"After he took his seat at the table with them, he took the bread, blessed and broke it, and gave it to them. Their eyes were opened and they recognized him, but he disappeared from their sight." Luke 24:30-31 CEB
Since we are still in the season of Eastertide, I think another Easter story is worth a few moments of our consideration. While I mentioned on Easter Day that Matthew is my favorite telling of the Easter narrative for all the rich details that are given, I must admit that the book of Matthew ends quickly after Jesus is resurrected.

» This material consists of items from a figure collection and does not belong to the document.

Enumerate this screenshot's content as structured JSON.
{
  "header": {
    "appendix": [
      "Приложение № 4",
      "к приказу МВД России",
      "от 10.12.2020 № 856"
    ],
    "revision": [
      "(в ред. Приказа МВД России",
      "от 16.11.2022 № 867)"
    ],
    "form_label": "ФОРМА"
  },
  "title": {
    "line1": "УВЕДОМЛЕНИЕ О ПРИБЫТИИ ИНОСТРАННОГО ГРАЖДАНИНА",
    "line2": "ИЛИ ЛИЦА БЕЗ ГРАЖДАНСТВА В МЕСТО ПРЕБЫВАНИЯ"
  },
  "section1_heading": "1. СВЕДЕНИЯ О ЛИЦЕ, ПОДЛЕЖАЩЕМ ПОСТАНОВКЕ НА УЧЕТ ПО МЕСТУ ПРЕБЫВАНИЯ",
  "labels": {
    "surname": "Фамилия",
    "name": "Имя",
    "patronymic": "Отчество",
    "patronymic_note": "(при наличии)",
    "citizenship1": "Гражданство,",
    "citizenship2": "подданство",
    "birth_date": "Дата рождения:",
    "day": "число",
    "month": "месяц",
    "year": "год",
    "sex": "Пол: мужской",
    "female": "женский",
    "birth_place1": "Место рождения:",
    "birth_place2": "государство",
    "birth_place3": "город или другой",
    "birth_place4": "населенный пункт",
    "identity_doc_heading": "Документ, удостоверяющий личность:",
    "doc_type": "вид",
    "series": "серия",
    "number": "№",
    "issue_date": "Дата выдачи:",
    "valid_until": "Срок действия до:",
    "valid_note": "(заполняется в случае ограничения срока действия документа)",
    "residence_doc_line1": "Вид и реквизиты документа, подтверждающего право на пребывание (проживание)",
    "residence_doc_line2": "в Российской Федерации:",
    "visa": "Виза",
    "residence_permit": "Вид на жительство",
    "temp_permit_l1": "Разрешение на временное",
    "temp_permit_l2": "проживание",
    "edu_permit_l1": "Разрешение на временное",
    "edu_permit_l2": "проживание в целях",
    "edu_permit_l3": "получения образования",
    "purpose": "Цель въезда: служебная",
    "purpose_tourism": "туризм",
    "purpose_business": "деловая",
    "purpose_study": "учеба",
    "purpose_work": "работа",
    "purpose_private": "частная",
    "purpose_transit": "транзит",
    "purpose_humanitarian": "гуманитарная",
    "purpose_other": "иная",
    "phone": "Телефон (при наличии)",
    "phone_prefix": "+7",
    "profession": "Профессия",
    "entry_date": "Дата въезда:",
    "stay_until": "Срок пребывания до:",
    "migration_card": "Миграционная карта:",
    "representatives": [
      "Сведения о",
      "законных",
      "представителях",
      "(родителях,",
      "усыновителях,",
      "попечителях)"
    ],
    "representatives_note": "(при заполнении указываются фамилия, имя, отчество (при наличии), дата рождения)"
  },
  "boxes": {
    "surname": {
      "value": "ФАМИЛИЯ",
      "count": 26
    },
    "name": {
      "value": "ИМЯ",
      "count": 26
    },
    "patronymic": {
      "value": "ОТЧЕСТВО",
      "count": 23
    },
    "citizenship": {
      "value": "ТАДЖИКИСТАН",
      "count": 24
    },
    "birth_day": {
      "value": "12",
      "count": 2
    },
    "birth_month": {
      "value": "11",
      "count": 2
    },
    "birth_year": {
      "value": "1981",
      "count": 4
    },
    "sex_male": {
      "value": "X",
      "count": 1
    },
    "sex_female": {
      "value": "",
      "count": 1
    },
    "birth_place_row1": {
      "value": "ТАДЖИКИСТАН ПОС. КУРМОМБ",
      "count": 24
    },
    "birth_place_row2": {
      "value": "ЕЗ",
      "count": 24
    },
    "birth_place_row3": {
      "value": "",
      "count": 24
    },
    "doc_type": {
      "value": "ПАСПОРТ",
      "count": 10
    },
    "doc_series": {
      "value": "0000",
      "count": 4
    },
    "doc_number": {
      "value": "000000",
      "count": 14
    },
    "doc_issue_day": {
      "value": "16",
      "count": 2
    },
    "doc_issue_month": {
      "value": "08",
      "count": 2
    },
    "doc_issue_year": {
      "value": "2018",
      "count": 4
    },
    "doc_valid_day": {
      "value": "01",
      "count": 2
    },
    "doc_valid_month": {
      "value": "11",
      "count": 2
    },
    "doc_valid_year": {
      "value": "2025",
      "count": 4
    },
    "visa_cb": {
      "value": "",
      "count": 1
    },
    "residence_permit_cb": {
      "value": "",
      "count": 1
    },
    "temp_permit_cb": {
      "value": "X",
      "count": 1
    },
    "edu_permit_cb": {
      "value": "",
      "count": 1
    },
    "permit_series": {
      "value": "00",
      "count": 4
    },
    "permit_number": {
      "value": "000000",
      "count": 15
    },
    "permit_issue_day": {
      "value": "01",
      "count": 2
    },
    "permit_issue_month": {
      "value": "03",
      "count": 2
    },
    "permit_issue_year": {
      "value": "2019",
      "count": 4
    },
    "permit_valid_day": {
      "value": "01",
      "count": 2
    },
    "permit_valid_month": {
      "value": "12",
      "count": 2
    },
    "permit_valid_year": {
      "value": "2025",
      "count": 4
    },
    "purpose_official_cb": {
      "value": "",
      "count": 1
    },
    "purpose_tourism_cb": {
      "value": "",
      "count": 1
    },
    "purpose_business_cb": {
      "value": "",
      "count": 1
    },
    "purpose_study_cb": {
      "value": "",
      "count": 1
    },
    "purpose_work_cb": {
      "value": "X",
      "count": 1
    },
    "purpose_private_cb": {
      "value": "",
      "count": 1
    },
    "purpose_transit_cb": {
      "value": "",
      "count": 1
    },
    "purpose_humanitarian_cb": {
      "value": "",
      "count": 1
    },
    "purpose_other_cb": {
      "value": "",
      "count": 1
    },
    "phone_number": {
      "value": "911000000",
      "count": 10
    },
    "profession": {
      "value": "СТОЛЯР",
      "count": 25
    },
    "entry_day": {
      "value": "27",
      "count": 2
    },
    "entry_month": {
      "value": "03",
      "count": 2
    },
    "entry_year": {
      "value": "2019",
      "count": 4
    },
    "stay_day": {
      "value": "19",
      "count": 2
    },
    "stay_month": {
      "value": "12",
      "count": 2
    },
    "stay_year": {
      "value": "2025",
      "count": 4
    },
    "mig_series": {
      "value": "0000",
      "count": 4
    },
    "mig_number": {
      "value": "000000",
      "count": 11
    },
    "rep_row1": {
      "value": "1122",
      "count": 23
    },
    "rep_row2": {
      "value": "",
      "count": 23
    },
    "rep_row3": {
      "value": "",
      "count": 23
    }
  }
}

The book of Luke gives us more stories of what happened after the resurrection. On the same day Jesus is resurrected we hear about an odd story of two men, minor characters in general, who sadly walk to their home feeling defeated by Jesus’ crucifixion on Friday. To read the full story you will find it in Luke 24:13-35. The first thing that jumps out at me is that the men are walking along when a stranger joins them. It turns out to be Jesus, but they do not recognize him. There is a lot of speculation about why they do not recognize him, but I don’t struggle with this detail.

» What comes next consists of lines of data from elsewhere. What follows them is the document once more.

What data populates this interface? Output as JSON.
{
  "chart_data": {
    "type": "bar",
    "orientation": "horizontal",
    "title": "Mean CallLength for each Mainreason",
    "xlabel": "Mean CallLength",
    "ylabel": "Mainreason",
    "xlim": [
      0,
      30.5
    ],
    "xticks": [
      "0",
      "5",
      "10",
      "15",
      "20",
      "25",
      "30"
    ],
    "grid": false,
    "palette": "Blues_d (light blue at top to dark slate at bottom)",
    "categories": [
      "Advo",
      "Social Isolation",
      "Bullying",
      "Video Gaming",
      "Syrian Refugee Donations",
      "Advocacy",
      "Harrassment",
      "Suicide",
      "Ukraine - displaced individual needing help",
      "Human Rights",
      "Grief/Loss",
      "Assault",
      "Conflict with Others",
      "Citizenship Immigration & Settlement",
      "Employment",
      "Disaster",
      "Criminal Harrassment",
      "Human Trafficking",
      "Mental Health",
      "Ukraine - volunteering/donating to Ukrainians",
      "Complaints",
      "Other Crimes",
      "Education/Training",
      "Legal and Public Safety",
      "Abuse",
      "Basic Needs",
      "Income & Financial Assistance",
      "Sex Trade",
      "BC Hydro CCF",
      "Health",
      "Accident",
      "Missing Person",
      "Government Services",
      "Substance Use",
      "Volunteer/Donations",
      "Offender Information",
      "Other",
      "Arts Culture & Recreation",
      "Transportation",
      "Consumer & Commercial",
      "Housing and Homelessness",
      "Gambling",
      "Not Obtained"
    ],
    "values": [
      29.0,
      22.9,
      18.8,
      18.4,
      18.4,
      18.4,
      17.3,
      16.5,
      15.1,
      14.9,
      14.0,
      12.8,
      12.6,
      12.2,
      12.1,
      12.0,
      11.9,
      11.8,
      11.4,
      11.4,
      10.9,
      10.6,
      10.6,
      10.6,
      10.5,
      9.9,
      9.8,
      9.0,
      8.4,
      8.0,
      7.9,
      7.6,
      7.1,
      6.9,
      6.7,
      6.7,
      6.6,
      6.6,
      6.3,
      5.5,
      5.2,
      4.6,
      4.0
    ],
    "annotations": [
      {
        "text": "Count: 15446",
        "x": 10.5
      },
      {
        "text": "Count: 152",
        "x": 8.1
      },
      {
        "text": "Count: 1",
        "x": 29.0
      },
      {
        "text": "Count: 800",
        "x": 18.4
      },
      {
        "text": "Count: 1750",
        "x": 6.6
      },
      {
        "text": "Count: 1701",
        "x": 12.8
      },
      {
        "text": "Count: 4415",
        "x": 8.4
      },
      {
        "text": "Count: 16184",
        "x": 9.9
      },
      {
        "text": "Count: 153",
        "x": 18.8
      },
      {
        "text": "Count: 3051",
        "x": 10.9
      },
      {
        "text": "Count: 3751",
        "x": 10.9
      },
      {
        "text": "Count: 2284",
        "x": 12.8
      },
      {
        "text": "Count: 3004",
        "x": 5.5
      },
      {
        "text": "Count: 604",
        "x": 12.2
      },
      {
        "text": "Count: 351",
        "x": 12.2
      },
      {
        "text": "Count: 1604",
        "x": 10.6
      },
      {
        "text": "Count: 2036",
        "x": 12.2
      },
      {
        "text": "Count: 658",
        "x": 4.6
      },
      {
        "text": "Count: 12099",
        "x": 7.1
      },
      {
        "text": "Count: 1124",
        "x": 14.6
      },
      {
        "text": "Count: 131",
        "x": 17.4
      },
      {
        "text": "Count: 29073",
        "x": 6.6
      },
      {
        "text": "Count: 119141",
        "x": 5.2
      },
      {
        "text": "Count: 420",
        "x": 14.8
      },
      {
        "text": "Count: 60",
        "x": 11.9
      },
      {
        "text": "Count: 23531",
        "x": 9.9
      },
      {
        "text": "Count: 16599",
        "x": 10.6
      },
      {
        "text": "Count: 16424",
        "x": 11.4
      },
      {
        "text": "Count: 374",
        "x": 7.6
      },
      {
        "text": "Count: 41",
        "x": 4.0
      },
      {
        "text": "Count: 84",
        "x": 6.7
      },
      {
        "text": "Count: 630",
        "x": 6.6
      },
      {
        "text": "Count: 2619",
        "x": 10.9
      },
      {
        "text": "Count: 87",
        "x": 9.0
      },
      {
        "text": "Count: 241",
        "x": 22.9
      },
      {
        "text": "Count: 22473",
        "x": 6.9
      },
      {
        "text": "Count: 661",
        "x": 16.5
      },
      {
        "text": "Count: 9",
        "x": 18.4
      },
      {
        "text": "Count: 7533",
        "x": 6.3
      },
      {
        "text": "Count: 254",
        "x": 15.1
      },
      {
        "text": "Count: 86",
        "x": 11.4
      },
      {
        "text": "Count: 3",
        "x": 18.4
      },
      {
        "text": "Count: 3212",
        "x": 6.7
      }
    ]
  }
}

When life is going sideways, I often do not see Jesus amid life. I see all the trouble and not much else. Eventually the men recognize Jesus when he serves them the bread and the wine. He does it as only Jesus does it, as an extraordinary act of love. Then their eyes are open, and they see Jesus in their midst.

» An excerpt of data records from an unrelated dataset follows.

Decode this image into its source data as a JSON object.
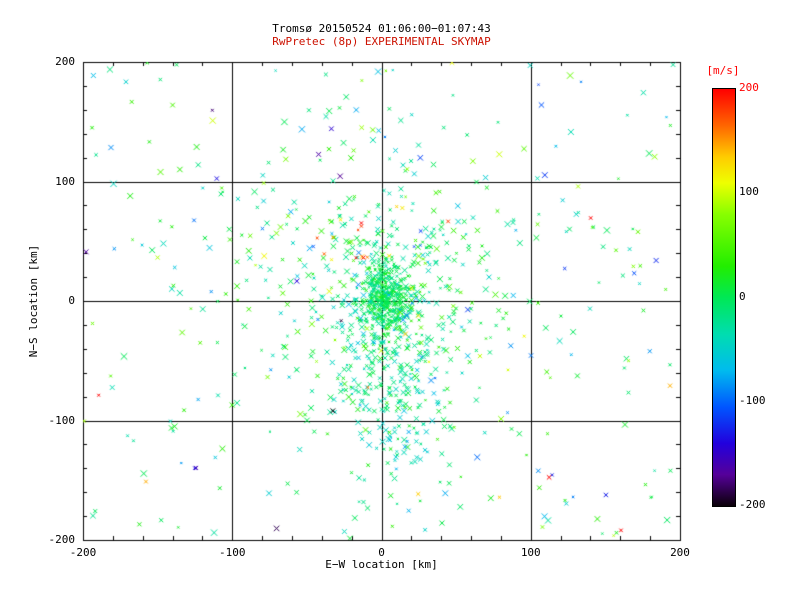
{
  "title": {
    "line1": "Tromsø 20150524 01:06:00−01:07:43",
    "line2": "RwPretec (8p) EXPERIMENTAL SKYMAP"
  },
  "colors": {
    "background": "#ffffff",
    "axis": "#000000",
    "title_line1": "#000000",
    "title_line2": "#cc1100",
    "colorbar_title": "#ff0000"
  },
  "axes": {
    "xlabel": "E−W location [km]",
    "ylabel": "N−S location [km]",
    "x_ticks": [
      {
        "v": -200,
        "label": "-200"
      },
      {
        "v": -100,
        "label": "-100"
      },
      {
        "v": 0,
        "label": "0"
      },
      {
        "v": 100,
        "label": "100"
      },
      {
        "v": 200,
        "label": "200"
      }
    ],
    "y_ticks": [
      {
        "v": -200,
        "label": "-200"
      },
      {
        "v": -100,
        "label": "-100"
      },
      {
        "v": 0,
        "label": "0"
      },
      {
        "v": 100,
        "label": "100"
      },
      {
        "v": 200,
        "label": "200"
      }
    ]
  },
  "colorbar": {
    "title": "[m/s]",
    "ticks": [
      {
        "v": 200,
        "label": "200",
        "color": "#ff0000"
      },
      {
        "v": 100,
        "label": "100",
        "color": "#000000"
      },
      {
        "v": 0,
        "label": "0",
        "color": "#000000"
      },
      {
        "v": -100,
        "label": "-100",
        "color": "#000000"
      },
      {
        "v": -200,
        "label": "-200",
        "color": "#000000"
      }
    ]
  },
  "chart_data": {
    "type": "scatter",
    "title": "Tromsø 20150524 01:06:00−01:07:43 / RwPretec (8p) EXPERIMENTAL SKYMAP",
    "xlabel": "E−W location [km]",
    "ylabel": "N−S location [km]",
    "xlim": [
      -200,
      200
    ],
    "ylim": [
      -200,
      200
    ],
    "gridlines": [
      -100,
      0,
      100
    ],
    "minor_tick_interval": 20,
    "marker": "x",
    "color_variable": "Doppler velocity [m/s]",
    "color_range": [
      -200,
      200
    ],
    "colormap_stops": [
      {
        "v": 200,
        "color": "#ff0000"
      },
      {
        "v": 165,
        "color": "#ff6600"
      },
      {
        "v": 135,
        "color": "#ffcc00"
      },
      {
        "v": 110,
        "color": "#eeff00"
      },
      {
        "v": 80,
        "color": "#88ff00"
      },
      {
        "v": 30,
        "color": "#22ee00"
      },
      {
        "v": 0,
        "color": "#00e855"
      },
      {
        "v": -35,
        "color": "#00ddb0"
      },
      {
        "v": -70,
        "color": "#00bbee"
      },
      {
        "v": -105,
        "color": "#0055ff"
      },
      {
        "v": -140,
        "color": "#2200dd"
      },
      {
        "v": -170,
        "color": "#550099"
      },
      {
        "v": -200,
        "color": "#0a0008"
      }
    ],
    "seed": 20150524,
    "point_clusters": [
      {
        "shape": "gauss",
        "cx": 2,
        "cy": 2,
        "sx": 8,
        "sy": 14,
        "count": 420,
        "v_mean": 0,
        "v_sd": 14,
        "size_min": 1.5,
        "size_max": 4
      },
      {
        "shape": "gauss",
        "cx": 8,
        "cy": -40,
        "sx": 22,
        "sy": 60,
        "count": 480,
        "v_mean": -18,
        "v_sd": 28,
        "size_min": 2,
        "size_max": 6
      },
      {
        "shape": "gauss",
        "cx": -5,
        "cy": 25,
        "sx": 60,
        "sy": 50,
        "count": 260,
        "v_mean": 5,
        "v_sd": 40,
        "size_min": 2,
        "size_max": 6
      },
      {
        "shape": "uniform",
        "x0": -200,
        "x1": 200,
        "y0": -200,
        "y1": 200,
        "count": 240,
        "v_mean": -5,
        "v_sd": 60,
        "size_min": 2,
        "size_max": 6.5
      },
      {
        "shape": "uniform",
        "x0": -200,
        "x1": 200,
        "y0": -200,
        "y1": 200,
        "count": 26,
        "v_mean": 0,
        "v_sd": 190,
        "size_min": 2.5,
        "size_max": 5.5
      },
      {
        "shape": "gauss",
        "cx": -15,
        "cy": 58,
        "sx": 28,
        "sy": 14,
        "count": 18,
        "v_mean": 130,
        "v_sd": 70,
        "size_min": 2,
        "size_max": 5
      }
    ]
  }
}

That is also when I usually finally see Jesus in the middle of my struggles. When I see Grace at work, I see something unexpected and clearly a loving gift from God. Then I remember Jesus is with me, he was always there. I was never alone. I just felt alone, but I was wrong. Jesus is always by my side no matter how hard the day is or how disappointed I am by circumstances.
I understand those two men and their disillusionment. I understand feeling overwhelmed by life. I am deeply grateful when Jesus catches my attention and reminds me to stop worrying. To stop being afraid. He is there. He always was, and he will always be there.